Alla centralizzazione del modello digitale cinese, dunque, si dovrà essere in grado di opporne un altro, più libero e diffuso. Al momento, però, i tentacoli cinesi sembrano allungarsi con maggiore elasticità e non solo nei Paesi di stampo autoritari. Le preoccupazioni che accomunano Usa, Ue e Uk riguardo la capacità di promozione di Pechino dovrebbero spingerle a controbilanciare l’offerta con un altro modello, diversificato e che coinvolga più attori. “Ciò potrebbe includere l’ampliamento della partecipazione di esperti all’interno delle delegazioni nazionali ai processi di sviluppo di norme multilaterali, arricchendo così il lavoro dei gruppi di lavoro transatlantici esistenti sulle norme tecniche con il contributo della società civile e del mondo accademico”.
Se le sfide si chiamano Intelligenza artificiale, tecnologie quantistiche e infrastrutture di telecomunicazione, avere un programma condiviso con “Paesi che la pensano nello stesso modo”, ma anche con quelli appartenenti alla “zona grigia”, “sarà fondamentale per lo sviluppo di coalizioni politiche internazionali per standard digitali sicuri, efficaci ed interoperabili”. L’urgenza, secondo gli esperti del think tank, è quella di interloquire con tutti gli stakeholder, a partire da quelli che operano nel settore privato fino ad arrivare alla società civile. Anche così, infatti, la Cina è riuscita a colmare il vuoto infrastrutturale e digitale nelle economie del Sud del mondo.
Il Regno Unito si sta iniziando a muovere in questo senso, come testimoniano i suoi tentativi di allargare l’alleanza anche ai partner indiani e australiani. La sessione ospitata da TechUk e dal Uk-India business a maggio scorso ha assunto proprio questo significato, con il tentativo di focalizzare i punti di unione tra i due Stati in ambito tecnologico e superare gli ostacoli che non permettono di raggiungere accordi per un accordo per il commercio digitale.

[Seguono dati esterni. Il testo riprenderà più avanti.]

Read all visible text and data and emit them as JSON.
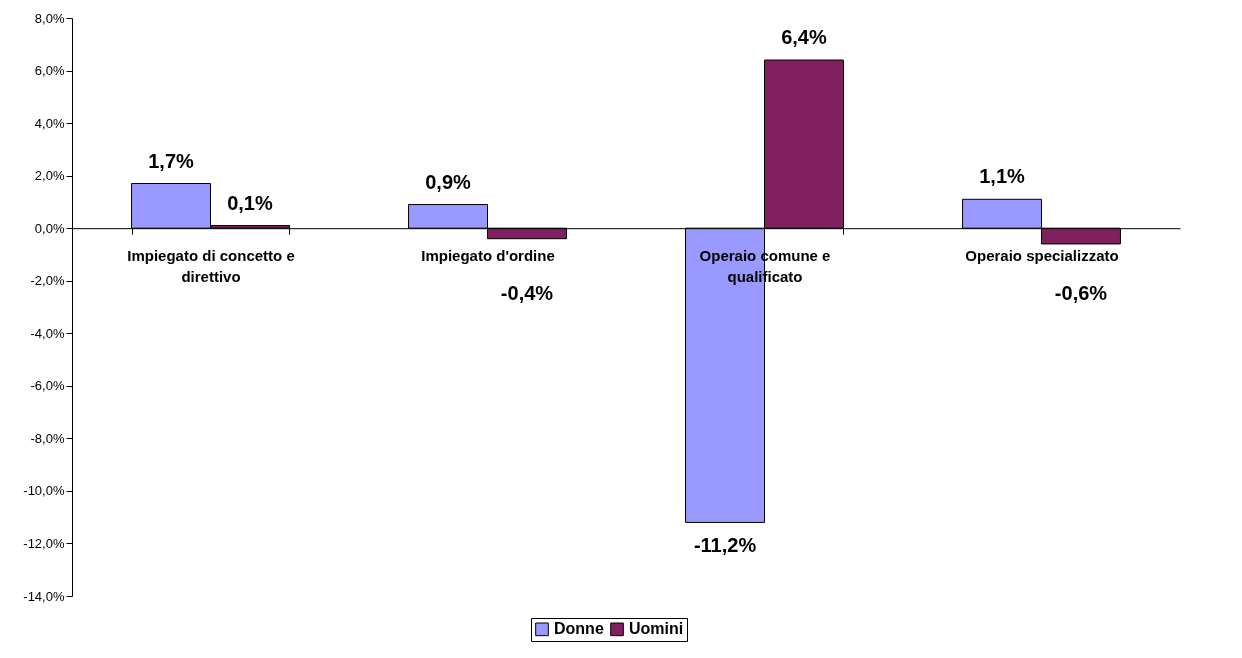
{
  "chart_data": {
    "type": "bar",
    "categories": [
      "Impiegato di concetto e direttivo",
      "Impiegato d'ordine",
      "Operaio comune e qualificato",
      "Operaio specializzato"
    ],
    "series": [
      {
        "name": "Donne",
        "color": "#9999ff",
        "values": [
          1.7,
          0.9,
          -11.2,
          1.1
        ],
        "value_labels": [
          "1,7%",
          "0,9%",
          "-11,2%",
          "1,1%"
        ]
      },
      {
        "name": "Uomini",
        "color": "#80205f",
        "values": [
          0.1,
          -0.4,
          6.4,
          -0.6
        ],
        "value_labels": [
          "0,1%",
          "-0,4%",
          "6,4%",
          "-0,6%"
        ]
      }
    ],
    "ylim": [
      -14,
      8
    ],
    "yticks": [
      {
        "value": -14,
        "label": "-14,0%"
      },
      {
        "value": -12,
        "label": "-12,0%"
      },
      {
        "value": -10,
        "label": "-10,0%"
      },
      {
        "value": -8,
        "label": "-8,0%"
      },
      {
        "value": -6,
        "label": "-6,0%"
      },
      {
        "value": -4,
        "label": "-4,0%"
      },
      {
        "value": -2,
        "label": "-2,0%"
      },
      {
        "value": 0,
        "label": "0,0%"
      },
      {
        "value": 2,
        "label": "2,0%"
      },
      {
        "value": 4,
        "label": "4,0%"
      },
      {
        "value": 6,
        "label": "6,0%"
      },
      {
        "value": 8,
        "label": "8,0%"
      }
    ],
    "grid": false,
    "legend": "bottom"
  }
}
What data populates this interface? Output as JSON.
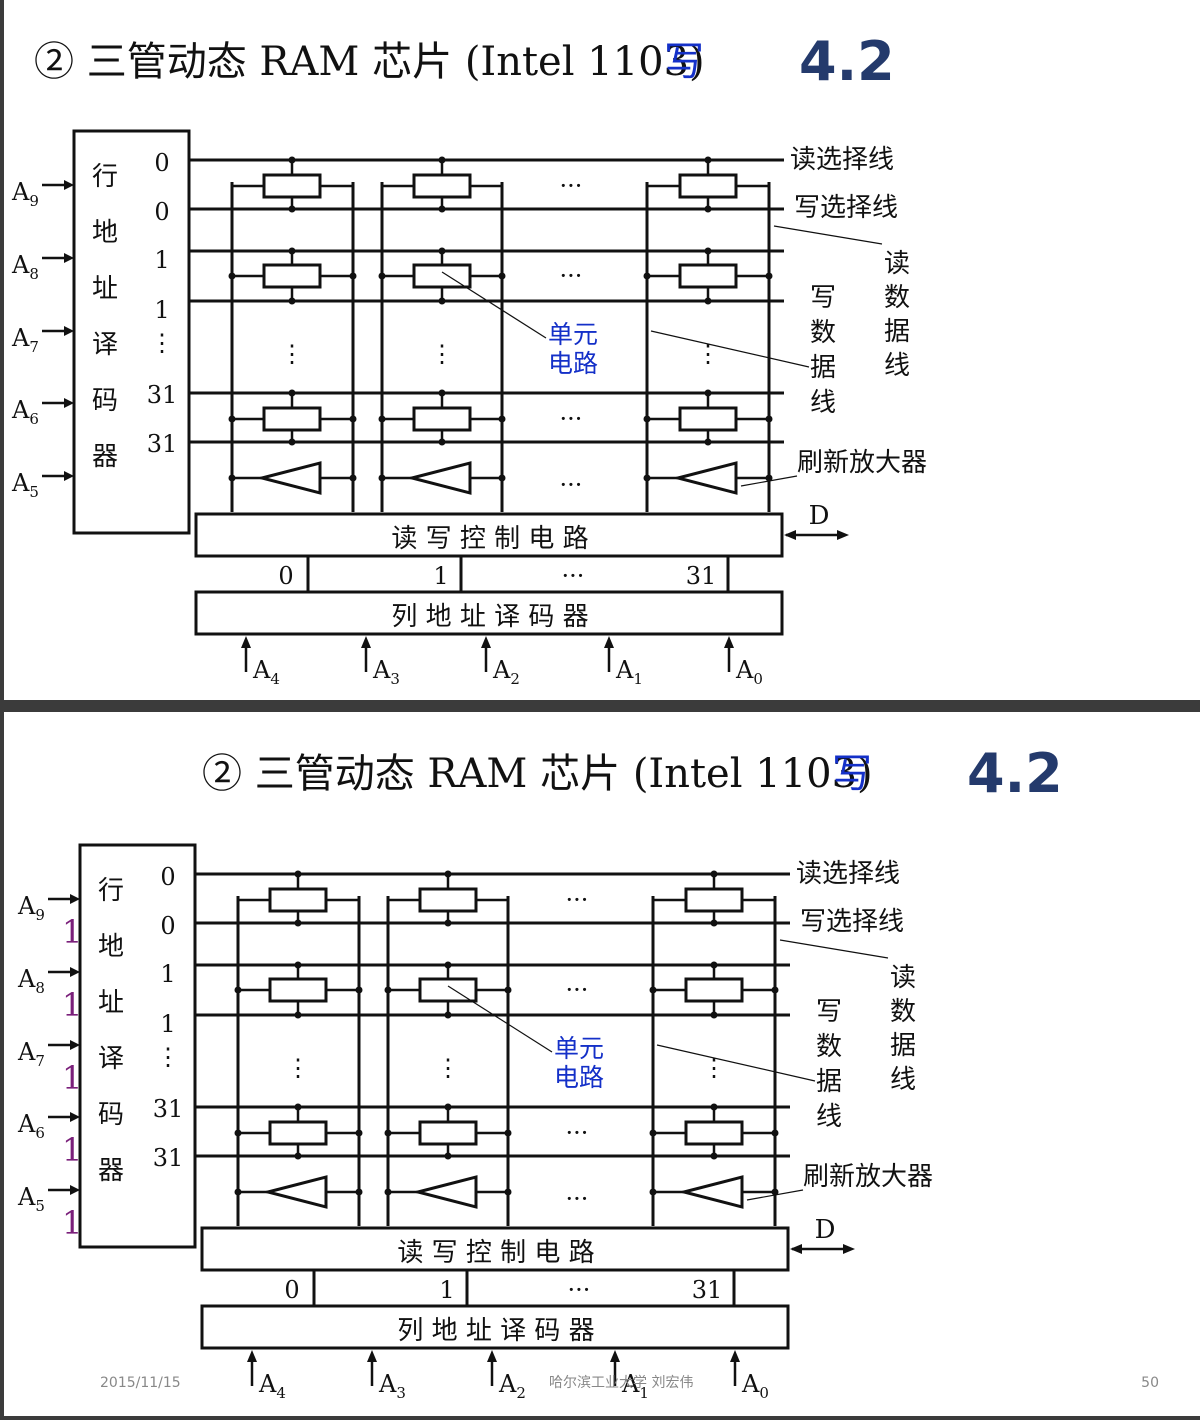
{
  "title": {
    "prefix": "② 三管动态 RAM 芯片 (Intel 1103)",
    "highlight": "写",
    "version": "4.2"
  },
  "row_decoder": {
    "label_chars": [
      "行",
      "地",
      "址",
      "译",
      "码",
      "器"
    ],
    "outputs": [
      "0",
      "0",
      "1",
      "1",
      "⋮",
      "31",
      "31"
    ]
  },
  "row_address_inputs": [
    {
      "main": "A",
      "sub": "9"
    },
    {
      "main": "A",
      "sub": "8"
    },
    {
      "main": "A",
      "sub": "7"
    },
    {
      "main": "A",
      "sub": "6"
    },
    {
      "main": "A",
      "sub": "5"
    }
  ],
  "row_address_values": [
    "1",
    "1",
    "1",
    "1",
    "1"
  ],
  "lines": {
    "read_select": "读选择线",
    "write_select": "写选择线",
    "read_data": [
      "读",
      "数",
      "据",
      "线"
    ],
    "write_data": [
      "写",
      "数",
      "据",
      "线"
    ],
    "cell": [
      "单元",
      "电路"
    ],
    "refresh_amp": "刷新放大器"
  },
  "rw_control": {
    "label": "读 写 控 制 电 路",
    "data_pin": "D"
  },
  "column_select": {
    "labels": [
      "0",
      "1",
      "···",
      "31"
    ]
  },
  "column_decoder": {
    "label": "列 地 址 译 码 器"
  },
  "column_address_inputs": [
    {
      "main": "A",
      "sub": "4"
    },
    {
      "main": "A",
      "sub": "3"
    },
    {
      "main": "A",
      "sub": "2"
    },
    {
      "main": "A",
      "sub": "1"
    },
    {
      "main": "A",
      "sub": "0"
    }
  ],
  "ellipsis": "···",
  "vdots": "⋮",
  "footer": {
    "date": "2015/11/15",
    "center": "哈尔滨工业大学  刘宏伟",
    "page": "50"
  }
}
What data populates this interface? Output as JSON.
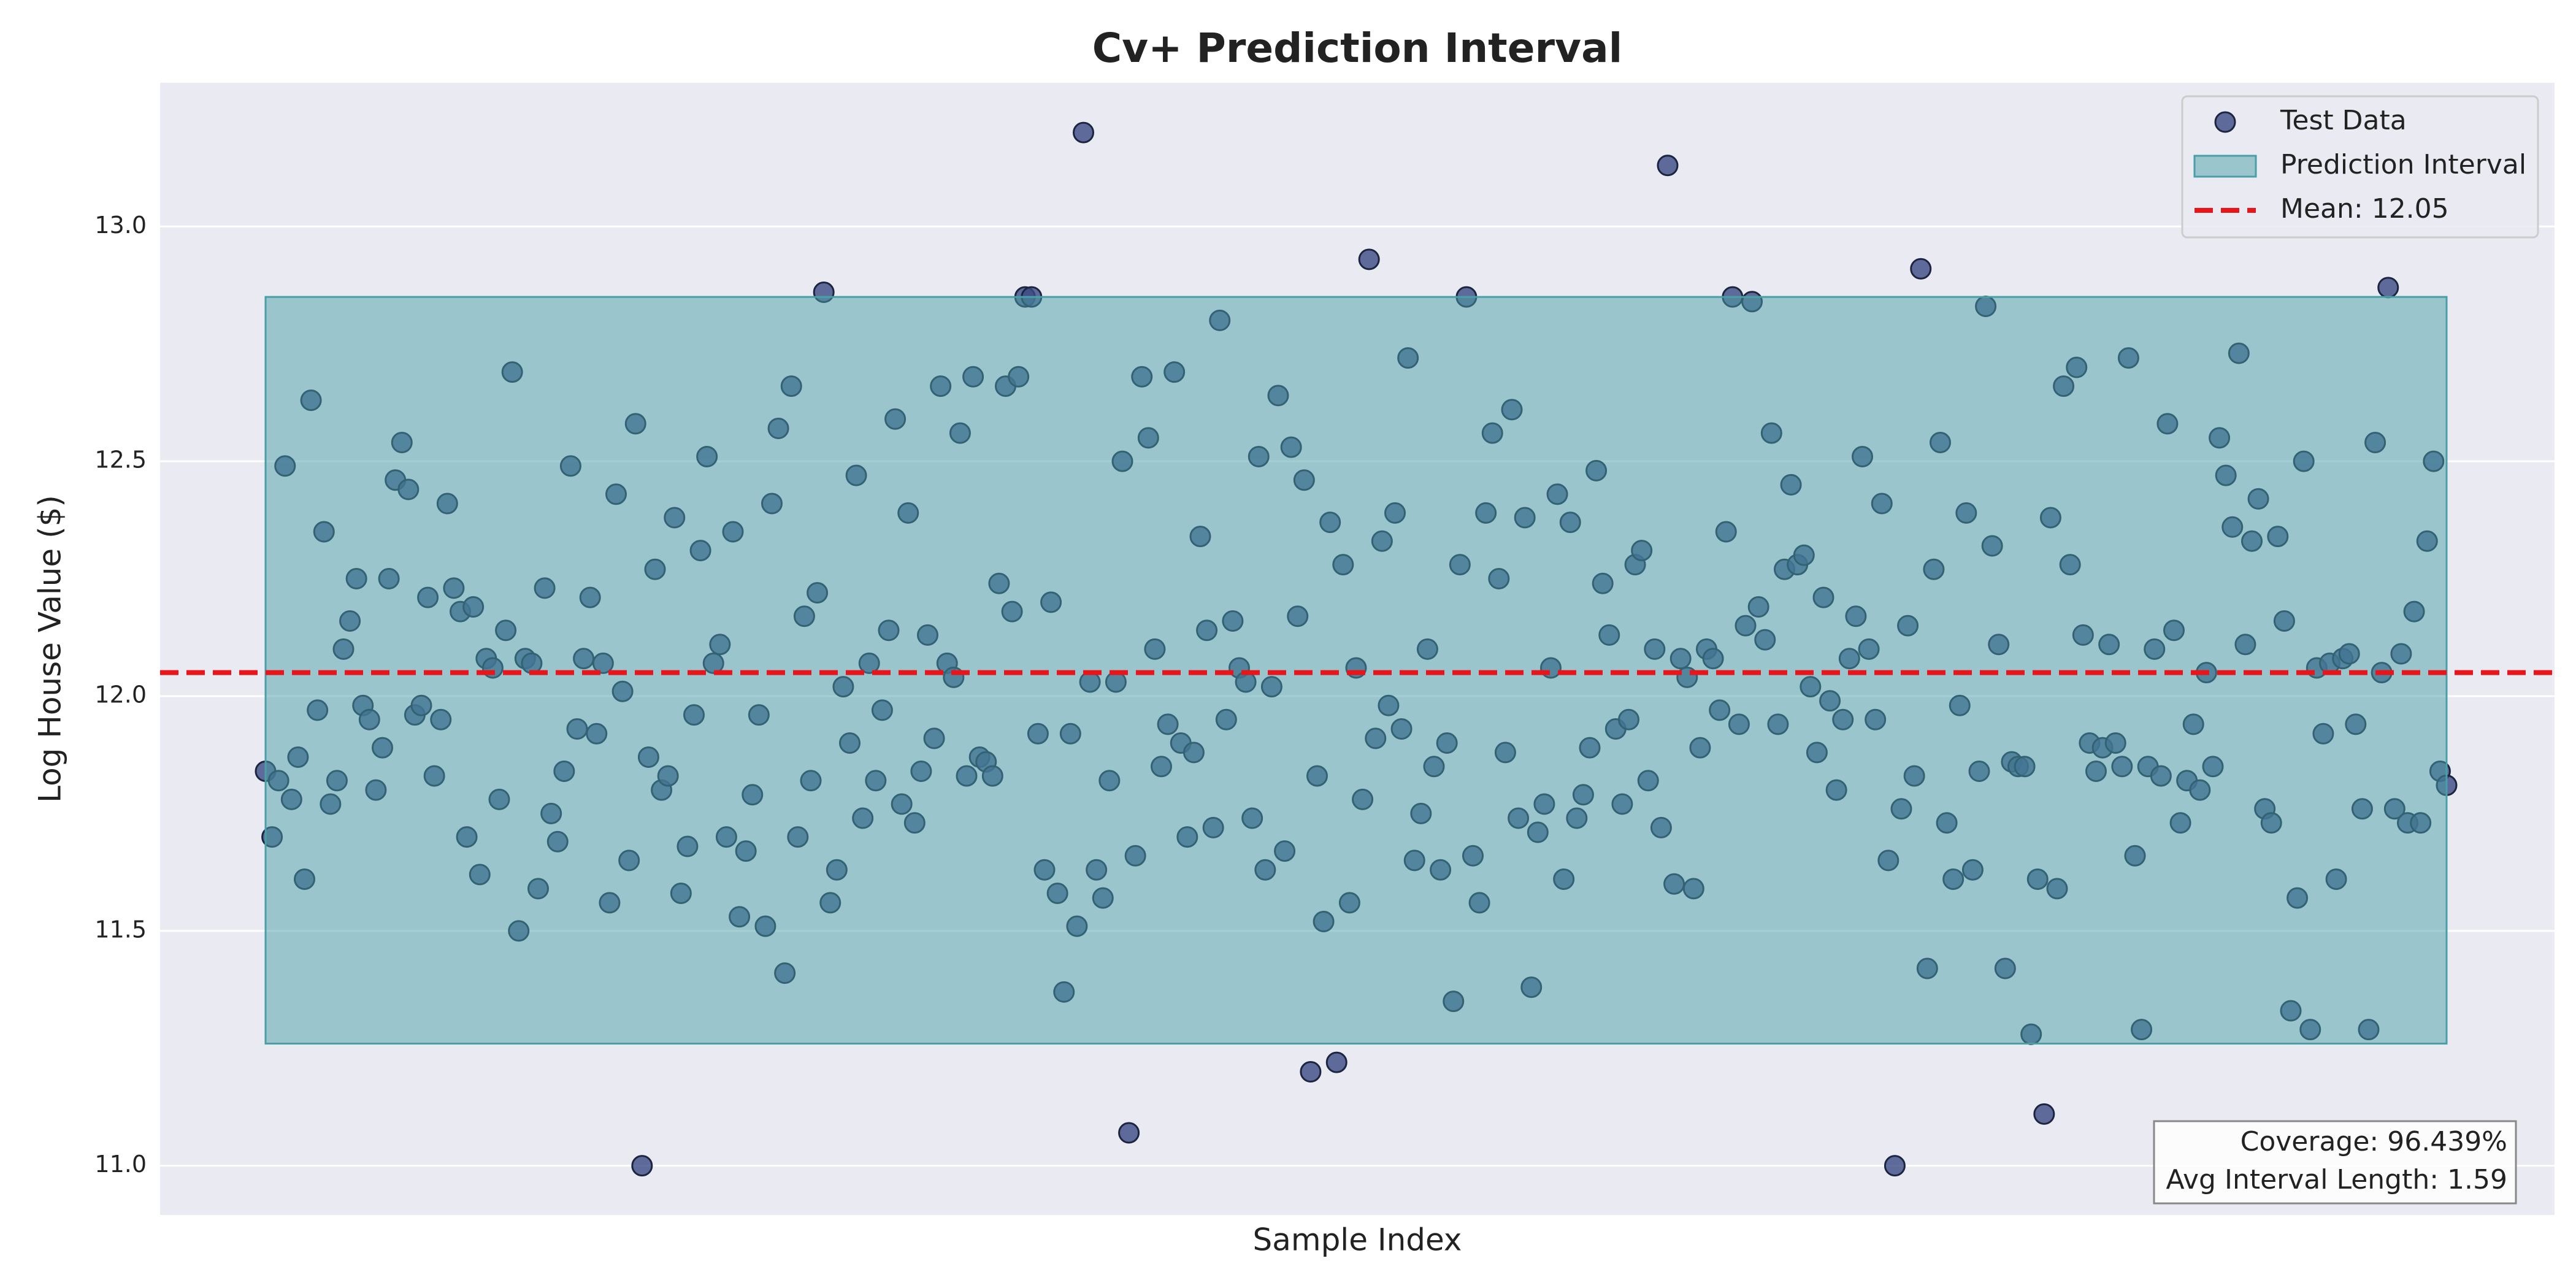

Piccoli passi, che mostrano ancora quanta strada c’è da percorrere per arrivare a una collaborazione generale. Sarà lunga e tortuosa, non c’è dubbio, ma solo così Stati Uniti, Unione europea e Regno unito, “lavorando per un approccio più inclusivo e congiunto, saranno in una posizione migliore per plasmare la governance tecnologica globale in linea con i loro valori condivisi”.